CC Tech: Installation of Power Brake Booster and Dual Master Cylinder In My 1965 F-100

I had only had the truck for four days in 2006 when I lost my brakes 1.5 miles from home and rolled through a 4-way stop.

Here is an original picture of the truck which body wise seemed to be in good but some mechanical parts not so much. After that episode the brakes always made me nervous especially since I couldn’t find anything obvious as to why I lost my brakes.  I spent a lot of time rebuilding them back then and trying to find decent drums yet that single pot master was always in the back of my mind.

In 2009 I found a rare 1966 F-100 in the most local Pick & Pull near me and it had power drum brakes. So I took the booster out and sent it off to Booster Dewey to rebuild as he has done several of mine. It then sat on the shelf for years in a box. In the meantime I kept driving the truck a bit but then had it off line for 18 months when the 360 crankcase filled up with water just sitting there and a rebuild ensued. Much has been done to this truck but I’ll only deal with the installation of the power booster and dual master. I don’t know if this qualifies as a COAL where one could go into it’s complete restoration to stock once again. Now moving on.

This is the basic junction block used to take the main line and split it into two lines for front and one line back. Seen as removed and then cleaned up.

Here is the original line and the start of a new line. I am using nickle copper brake line which is easy to bend and form. I made the curves by winding the line around a broom handle. That clip on the new line is used half way down to hold the long line steadily in place till it reaches the junction block on the frame.

Since I need a vacuum line I had to form a metal line of which I had some stock on the wall. When bought it already has fittings on both ends but I only need on one end so cut the piece I need and go from there.

With that the booster is put into place. The brackets were cleaned and painted and I obtaining a bellows to cover the pushrod between the booster and firewall. One can make an adjustment on the small rod sticking out from the booster. Had a tool to measure the clearance and it was too much unless the rod was at maximum extension plus some. So I took some round metal rod and cut a piece to fit into the master in front of the booster rod which got me what I needed.

As you can see I rotated the booster around once I started to fit things in and see if there were any obstructions. The bracket holding that proportioning valve was key and some holes needed to be re-drilled. The valve will allow me to regulate pressure to the rear so it doesn’t lock up before the front. The master cylinder is for a 1967 Mustang I believe with equal sized reservoirs as I am working with drums all around. Also the bore size was correct for the truck. The upper lines are in.

The two large main lines are now in place here after spending some time forming them to bend down in the same place, clear the rag joint, run past the middle bracket so both can be attached and then down to the junction block.

Junction block mounts behind the steering box. I bought a coupler so I could mate the new rear feed line to the original rear line to the back. I then blocked off it’s former location on the block and added my new front feed line.
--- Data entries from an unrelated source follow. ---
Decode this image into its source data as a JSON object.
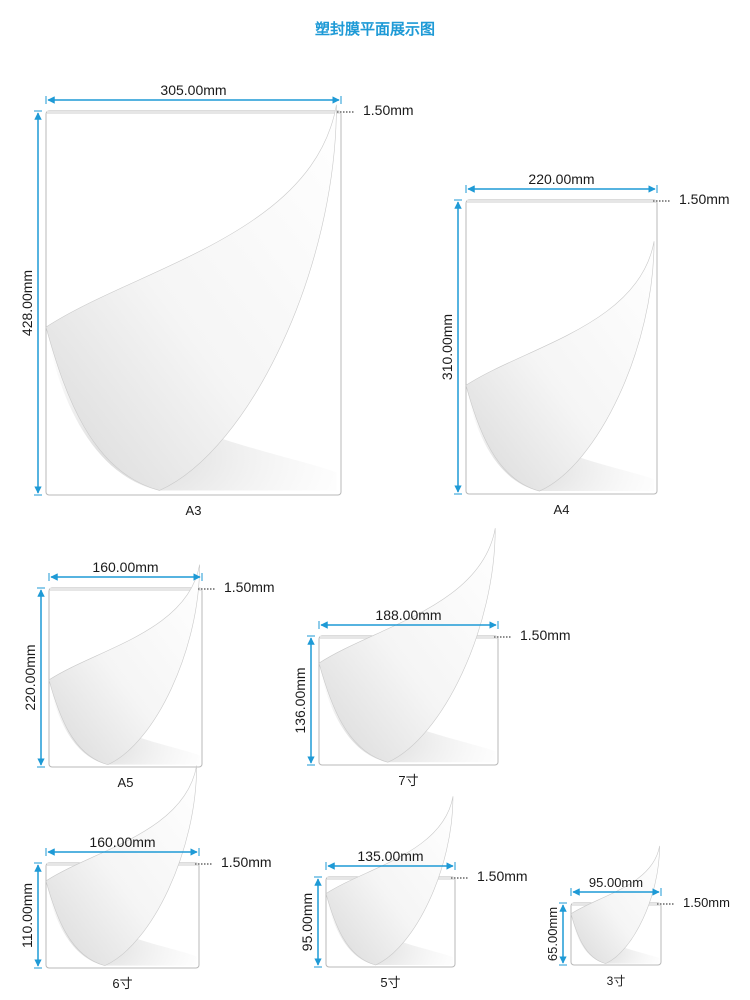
{
  "title": "塑封膜平面展示图",
  "colors": {
    "title": "#1e9ad6",
    "dimension": "#1e9ad6",
    "sheet_border": "#b8b8b8",
    "sheet_fill": "#ffffff",
    "text": "#1a1a1a"
  },
  "sheets": [
    {
      "name": "A3",
      "width": "305.00mm",
      "height": "428.00mm",
      "seal": "1.50mm"
    },
    {
      "name": "A4",
      "width": "220.00mm",
      "height": "310.00mm",
      "seal": "1.50mm"
    },
    {
      "name": "A5",
      "width": "160.00mm",
      "height": "220.00mm",
      "seal": "1.50mm"
    },
    {
      "name": "7寸",
      "width": "188.00mm",
      "height": "136.00mm",
      "seal": "1.50mm"
    },
    {
      "name": "6寸",
      "width": "160.00mm",
      "height": "110.00mm",
      "seal": "1.50mm"
    },
    {
      "name": "5寸",
      "width": "135.00mm",
      "height": "95.00mm",
      "seal": "1.50mm"
    },
    {
      "name": "3寸",
      "width": "95.00mm",
      "height": "65.00mm",
      "seal": "1.50mm"
    }
  ]
}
So now we are all set only we weren’t and weren’t for months. After filling the master and letting sit the upper lines leaked brake fluid out on the bottom of the bracket and there was a leak down here. How could that be?

I wasn’t using the hand method to make flares but rather the Eastwood hydraulic press which made it easy. Only after making four new lines they also leaked slightly up top and tremendously down below when I pushed on the brake pedal. This caused things to drag out for months as I would get frustrated. Then I discovered the reason for the leaks.
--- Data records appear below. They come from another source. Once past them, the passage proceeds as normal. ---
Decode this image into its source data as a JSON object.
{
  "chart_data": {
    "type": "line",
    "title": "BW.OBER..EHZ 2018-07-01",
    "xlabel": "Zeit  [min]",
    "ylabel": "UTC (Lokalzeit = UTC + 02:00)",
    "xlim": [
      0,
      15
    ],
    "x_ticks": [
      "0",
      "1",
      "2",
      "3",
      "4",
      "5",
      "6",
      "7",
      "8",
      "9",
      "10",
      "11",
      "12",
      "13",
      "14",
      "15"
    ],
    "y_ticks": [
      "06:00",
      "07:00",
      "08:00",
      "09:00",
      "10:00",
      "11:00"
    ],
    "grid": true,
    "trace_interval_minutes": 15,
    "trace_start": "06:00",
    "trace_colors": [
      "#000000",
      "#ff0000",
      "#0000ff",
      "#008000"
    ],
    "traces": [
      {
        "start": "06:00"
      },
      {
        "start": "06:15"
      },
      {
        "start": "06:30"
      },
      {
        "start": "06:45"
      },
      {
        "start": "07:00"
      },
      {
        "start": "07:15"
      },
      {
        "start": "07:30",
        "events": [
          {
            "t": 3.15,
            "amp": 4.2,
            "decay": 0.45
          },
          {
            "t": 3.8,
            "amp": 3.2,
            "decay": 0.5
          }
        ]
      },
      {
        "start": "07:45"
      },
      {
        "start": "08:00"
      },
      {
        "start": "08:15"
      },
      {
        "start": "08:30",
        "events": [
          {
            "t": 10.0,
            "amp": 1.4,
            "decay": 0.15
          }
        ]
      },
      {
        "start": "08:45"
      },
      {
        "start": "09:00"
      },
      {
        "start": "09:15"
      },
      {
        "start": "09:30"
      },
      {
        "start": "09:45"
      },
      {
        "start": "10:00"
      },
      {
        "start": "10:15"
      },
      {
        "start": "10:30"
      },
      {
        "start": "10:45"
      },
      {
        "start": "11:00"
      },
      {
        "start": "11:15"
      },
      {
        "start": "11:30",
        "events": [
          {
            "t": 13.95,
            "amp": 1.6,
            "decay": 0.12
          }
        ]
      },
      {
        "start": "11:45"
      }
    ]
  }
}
I was using the so called good line cutter I had bought many years ago but had somehow acquired a cheap line cutter seen on the left. If you look closely you can see what the initial cuts look like before one reams the burrs and maybe chamfers the outer edges a bit. The lines done by the cutter on the right all leaked while none of the last four, made by the cutter on the left, did. So cutter on the right into the trash.

With that problem solved now I could fill up the master and after two weeks there were no leaks. Next stepping on the brake pedal caused no leaks to appear under pressure so time to take out on the road around the house only. This upgrade made a visible difference in braking compared to stock. I’d place it between my 68 all drum Mustang and my 68 power disc Cougar. Before it always felt like I needed both feet on the brakes (very little pedal movement) to be safe given my nervousness from long ago. Now one foot, like all my cars, some pedal travel, and you are stopped. I liked it. Adjusted the proportioning valve in a deserted school parking lot so all four brakes grabbed at the same time during a panic stop. All this was done through most of 2021 to the beginning of this year.

Most important of all I didn’t make a flare before putting a fitting on.